Review question

# If $7 - px - x^2 = 16 - (q + x)^2$, what are $p$ and $q$? Add to your resource collection Remove from your resource collection Add notes to this resource View your notes for this resource

Ref: R9724

## Solution

Given that $y = 7 - px - x^2 = 16 - (q + x)^2$ for all values of $x$, where $p$ and $q$ are both positive,

1. calculate the values of $p$ and $q$,

By expanding the equation $7 - px - x^2 = 16 - (q + x)^2,$ we arrive at the equation $7 - px - x^2 = 16 - q^2 - 2qx - x^2.$ Since this is true for all $x$, we can equate coefficients, giving $7 = 16 - q^2$ and $-p = -2q$.

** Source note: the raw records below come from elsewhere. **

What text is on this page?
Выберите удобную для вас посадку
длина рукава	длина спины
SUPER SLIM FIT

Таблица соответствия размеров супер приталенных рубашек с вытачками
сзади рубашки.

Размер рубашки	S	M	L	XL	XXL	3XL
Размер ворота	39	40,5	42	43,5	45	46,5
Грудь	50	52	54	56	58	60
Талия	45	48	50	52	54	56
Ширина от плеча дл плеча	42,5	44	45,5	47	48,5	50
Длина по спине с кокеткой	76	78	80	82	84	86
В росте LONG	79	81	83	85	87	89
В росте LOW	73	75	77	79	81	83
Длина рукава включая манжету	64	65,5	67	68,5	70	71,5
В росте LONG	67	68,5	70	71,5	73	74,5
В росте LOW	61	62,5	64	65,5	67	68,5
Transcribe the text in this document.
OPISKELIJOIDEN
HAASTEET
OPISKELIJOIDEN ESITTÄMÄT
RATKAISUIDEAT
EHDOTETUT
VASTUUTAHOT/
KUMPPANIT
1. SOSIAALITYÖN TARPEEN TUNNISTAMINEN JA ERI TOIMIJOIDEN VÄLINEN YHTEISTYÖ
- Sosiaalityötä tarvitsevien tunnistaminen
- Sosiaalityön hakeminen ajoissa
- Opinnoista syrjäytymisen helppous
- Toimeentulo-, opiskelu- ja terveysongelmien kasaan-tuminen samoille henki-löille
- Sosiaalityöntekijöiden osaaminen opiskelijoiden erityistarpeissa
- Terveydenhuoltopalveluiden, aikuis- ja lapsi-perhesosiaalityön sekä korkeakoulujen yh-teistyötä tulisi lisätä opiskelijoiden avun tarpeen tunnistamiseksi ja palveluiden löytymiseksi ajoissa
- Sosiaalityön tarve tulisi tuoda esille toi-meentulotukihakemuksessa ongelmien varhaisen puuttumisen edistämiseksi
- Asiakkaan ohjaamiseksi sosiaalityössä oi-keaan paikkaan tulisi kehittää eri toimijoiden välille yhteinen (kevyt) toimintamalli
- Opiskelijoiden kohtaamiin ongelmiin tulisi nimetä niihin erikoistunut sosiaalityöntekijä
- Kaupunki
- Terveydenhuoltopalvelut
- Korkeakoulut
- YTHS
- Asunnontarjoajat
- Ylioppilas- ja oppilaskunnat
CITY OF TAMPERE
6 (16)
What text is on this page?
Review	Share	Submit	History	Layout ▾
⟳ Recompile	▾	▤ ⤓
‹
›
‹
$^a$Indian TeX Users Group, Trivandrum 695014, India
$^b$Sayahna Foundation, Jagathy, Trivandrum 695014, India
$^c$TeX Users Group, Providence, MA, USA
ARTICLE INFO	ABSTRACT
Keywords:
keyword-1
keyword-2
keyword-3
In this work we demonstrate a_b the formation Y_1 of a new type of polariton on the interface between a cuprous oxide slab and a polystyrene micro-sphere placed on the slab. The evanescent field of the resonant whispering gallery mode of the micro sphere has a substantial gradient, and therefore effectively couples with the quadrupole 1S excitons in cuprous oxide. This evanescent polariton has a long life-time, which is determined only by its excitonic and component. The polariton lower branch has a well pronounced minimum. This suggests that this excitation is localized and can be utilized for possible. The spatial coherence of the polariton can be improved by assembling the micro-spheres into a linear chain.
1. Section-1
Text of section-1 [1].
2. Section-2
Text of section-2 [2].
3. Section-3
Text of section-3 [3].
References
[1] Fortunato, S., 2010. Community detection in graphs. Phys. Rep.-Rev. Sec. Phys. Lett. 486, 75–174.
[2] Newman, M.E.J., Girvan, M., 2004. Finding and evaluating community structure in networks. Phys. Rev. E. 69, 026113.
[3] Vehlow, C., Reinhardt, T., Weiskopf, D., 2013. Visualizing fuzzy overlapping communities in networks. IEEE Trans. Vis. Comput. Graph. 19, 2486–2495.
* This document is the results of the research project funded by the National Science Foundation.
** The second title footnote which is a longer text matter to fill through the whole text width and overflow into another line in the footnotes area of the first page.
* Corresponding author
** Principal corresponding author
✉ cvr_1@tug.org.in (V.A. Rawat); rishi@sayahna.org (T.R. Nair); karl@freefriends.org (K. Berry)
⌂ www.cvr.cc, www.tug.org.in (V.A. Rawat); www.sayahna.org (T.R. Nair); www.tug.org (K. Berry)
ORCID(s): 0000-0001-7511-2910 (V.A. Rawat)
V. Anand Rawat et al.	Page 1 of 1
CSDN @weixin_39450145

Thus $q^2=9$. Since the question tells us that $p$ and $q$ are both positive, we must have $q=3$, so $p=6$.

Thus $y=7-6x-x^2=16-(3+x)^2$.

1. state the maximum value of $y$ and the value of $x$ at which it occurs,

As $y = 16 - (3 + x)^2$, we see that the maximum value of $y$ is $16$, and this occurs when $x = -3$.

(This is because $(3 + x)^2 \ge 0$ no matter what the value of $x$, so $y$ is maximised when $(3 + x)^2=0$.)

1. find the range of values of $x$ for which $y$ is positive.

Again, the second representation is useful here: $y$ is positive when $16 - (3 + x)^2 > 0$, that is, when $(3 + x)^2 < 16$. This gives $-4 < 3 + x < 4$, so $-7<x<1$.

Alternatively, we can use the first representation, $y=7-6x-x^2=-(x^2+6x-7)=-(x-1)(x+7)$. This is zero when $x=1$ or $x=-7$. As this is a “vertex-up” parabola (since the coefficient of $x^2$ is negative), $y>0$ when $-7<x<1$.